3)_ Calculate the pH's before and after adding 0.5mmol HCl to 100ml 0.02 Lactic acid + 0.08M Sodium Lactate mixture?
Let's call lactic acid HL and sodium lactate NaL. NaLis the base and HL is the acid.The Henderson-Hasselbalch equation is
pH = pKa + log (NaL/HL) = pKa + log (b)/(a)
pH = pKa + log (0.08/0.02) = ? You will need to look up the pKa for lactic acid or calculate it from pKa = -log Ka. This is the pH of the buffer as is.
Now for the addition of HCl. Here I will switch to millimoles instead of concentrations in mols/L (or millimoles/mL)
millimoles HL = 100 mL x 0.02 M = 2
millimoles NaL = 100 mL x 0.08 M = 8
adding HCl is 0.5 mmol
........................L^- + HCl ==> HL + Cl^-
I........................8.....................2..................
add.............................0.5...........................

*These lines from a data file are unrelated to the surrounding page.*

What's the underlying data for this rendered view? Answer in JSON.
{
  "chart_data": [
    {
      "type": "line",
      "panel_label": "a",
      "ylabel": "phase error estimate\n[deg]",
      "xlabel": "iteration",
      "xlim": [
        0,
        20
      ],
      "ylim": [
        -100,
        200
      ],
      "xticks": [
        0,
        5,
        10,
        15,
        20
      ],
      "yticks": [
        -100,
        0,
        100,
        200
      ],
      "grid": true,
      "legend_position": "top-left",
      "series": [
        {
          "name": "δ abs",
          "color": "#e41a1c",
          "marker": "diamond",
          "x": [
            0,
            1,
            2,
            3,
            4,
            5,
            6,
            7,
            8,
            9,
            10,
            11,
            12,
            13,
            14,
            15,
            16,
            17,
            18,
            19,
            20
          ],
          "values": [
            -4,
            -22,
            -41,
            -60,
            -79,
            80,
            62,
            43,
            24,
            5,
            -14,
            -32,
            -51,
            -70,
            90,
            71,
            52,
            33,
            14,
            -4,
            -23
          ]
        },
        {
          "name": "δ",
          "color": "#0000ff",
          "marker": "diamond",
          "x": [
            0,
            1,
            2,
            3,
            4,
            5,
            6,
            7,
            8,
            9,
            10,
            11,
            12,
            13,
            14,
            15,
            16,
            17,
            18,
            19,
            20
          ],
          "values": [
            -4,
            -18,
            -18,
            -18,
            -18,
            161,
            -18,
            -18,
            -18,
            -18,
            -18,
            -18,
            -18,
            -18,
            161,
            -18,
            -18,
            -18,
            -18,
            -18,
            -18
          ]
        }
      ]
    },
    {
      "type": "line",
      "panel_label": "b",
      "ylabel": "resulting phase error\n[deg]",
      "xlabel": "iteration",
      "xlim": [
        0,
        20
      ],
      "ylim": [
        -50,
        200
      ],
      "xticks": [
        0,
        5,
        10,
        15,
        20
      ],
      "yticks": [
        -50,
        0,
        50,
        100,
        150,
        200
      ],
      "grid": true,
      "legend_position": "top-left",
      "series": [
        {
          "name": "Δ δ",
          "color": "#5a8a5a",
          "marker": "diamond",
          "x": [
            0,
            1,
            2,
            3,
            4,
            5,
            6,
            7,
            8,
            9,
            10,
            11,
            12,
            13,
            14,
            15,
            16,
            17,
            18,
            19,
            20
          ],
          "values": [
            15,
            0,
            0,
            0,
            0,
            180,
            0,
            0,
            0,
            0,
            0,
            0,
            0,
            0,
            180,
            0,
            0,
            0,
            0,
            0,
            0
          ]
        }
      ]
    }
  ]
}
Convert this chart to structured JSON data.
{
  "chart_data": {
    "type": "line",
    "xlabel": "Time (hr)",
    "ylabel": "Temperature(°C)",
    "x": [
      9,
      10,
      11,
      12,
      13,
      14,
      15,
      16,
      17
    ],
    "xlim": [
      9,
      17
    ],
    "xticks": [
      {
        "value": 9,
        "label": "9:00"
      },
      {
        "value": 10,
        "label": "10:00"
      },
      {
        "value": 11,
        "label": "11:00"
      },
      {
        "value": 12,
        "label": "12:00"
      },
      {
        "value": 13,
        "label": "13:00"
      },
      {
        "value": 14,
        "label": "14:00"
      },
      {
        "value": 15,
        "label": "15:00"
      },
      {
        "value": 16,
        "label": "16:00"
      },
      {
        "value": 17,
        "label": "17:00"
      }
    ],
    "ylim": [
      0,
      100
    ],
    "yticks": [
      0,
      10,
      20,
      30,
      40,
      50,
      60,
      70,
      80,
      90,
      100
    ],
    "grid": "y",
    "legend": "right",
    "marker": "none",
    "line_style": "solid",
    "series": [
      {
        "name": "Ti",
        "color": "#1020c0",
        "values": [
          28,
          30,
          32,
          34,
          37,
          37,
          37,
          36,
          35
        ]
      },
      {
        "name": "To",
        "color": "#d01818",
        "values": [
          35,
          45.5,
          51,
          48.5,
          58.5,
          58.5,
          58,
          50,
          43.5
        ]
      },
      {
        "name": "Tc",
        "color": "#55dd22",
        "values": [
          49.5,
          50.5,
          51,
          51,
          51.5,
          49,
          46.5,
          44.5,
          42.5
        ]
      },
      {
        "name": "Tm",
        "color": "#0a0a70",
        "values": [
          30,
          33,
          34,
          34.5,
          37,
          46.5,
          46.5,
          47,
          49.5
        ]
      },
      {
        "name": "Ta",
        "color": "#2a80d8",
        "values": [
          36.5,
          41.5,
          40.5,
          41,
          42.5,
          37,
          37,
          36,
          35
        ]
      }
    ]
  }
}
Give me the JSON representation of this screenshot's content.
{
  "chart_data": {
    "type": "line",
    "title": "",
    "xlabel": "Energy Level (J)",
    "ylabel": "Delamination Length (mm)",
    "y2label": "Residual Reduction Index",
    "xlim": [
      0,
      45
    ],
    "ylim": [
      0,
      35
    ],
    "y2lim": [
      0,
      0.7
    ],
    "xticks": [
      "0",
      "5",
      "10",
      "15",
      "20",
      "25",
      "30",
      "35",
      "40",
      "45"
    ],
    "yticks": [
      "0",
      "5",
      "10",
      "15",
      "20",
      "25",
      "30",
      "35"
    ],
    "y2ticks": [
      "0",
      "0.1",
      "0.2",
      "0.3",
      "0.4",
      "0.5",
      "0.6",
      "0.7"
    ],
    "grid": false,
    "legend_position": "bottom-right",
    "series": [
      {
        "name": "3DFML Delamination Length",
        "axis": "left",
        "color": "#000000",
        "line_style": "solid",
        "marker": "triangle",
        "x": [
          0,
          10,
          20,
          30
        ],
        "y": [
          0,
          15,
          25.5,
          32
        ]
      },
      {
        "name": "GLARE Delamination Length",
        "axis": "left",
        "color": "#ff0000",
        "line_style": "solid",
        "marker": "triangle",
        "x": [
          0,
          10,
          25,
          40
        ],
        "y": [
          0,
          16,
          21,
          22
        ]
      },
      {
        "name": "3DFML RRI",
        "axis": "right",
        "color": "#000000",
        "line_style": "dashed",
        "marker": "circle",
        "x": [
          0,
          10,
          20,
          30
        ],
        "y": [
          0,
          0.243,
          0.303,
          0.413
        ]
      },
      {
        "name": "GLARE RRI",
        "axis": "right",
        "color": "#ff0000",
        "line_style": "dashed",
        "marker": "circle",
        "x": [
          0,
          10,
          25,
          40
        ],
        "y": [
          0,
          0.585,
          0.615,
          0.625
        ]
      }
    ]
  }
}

C....................-0.5.....-0.5........+0.5
E......................7.5.........0............2.5
You have two routes from here. Both give you the same answer. One is technically not right but it's a lot shorter. Depends on how picky your prof is.
Summary:
mmols HL = 2.5 and (HL) = mmols/mL = 2.5/100 = 0.025
mmols L^- = 7.5 and (NaL) = 7.5/100 = 0.075
Technically pH = pKa + log (0.025/0.075) = ? where I've used concentrations but
pH = pKa + log (2.5/7.5) = ? which is the same answer BECAUSE the volume is the same (100 mL) and the volume will always cancel. On this problem it makes little difference because calculating the concentration by mmols/mL isn't a problem since dividing by 100 is so easy but in other problems the volume may be something like 174 mL or 190 mL or whatever in which case using millimoles is always easier since that funny volume in the denominator always cancels.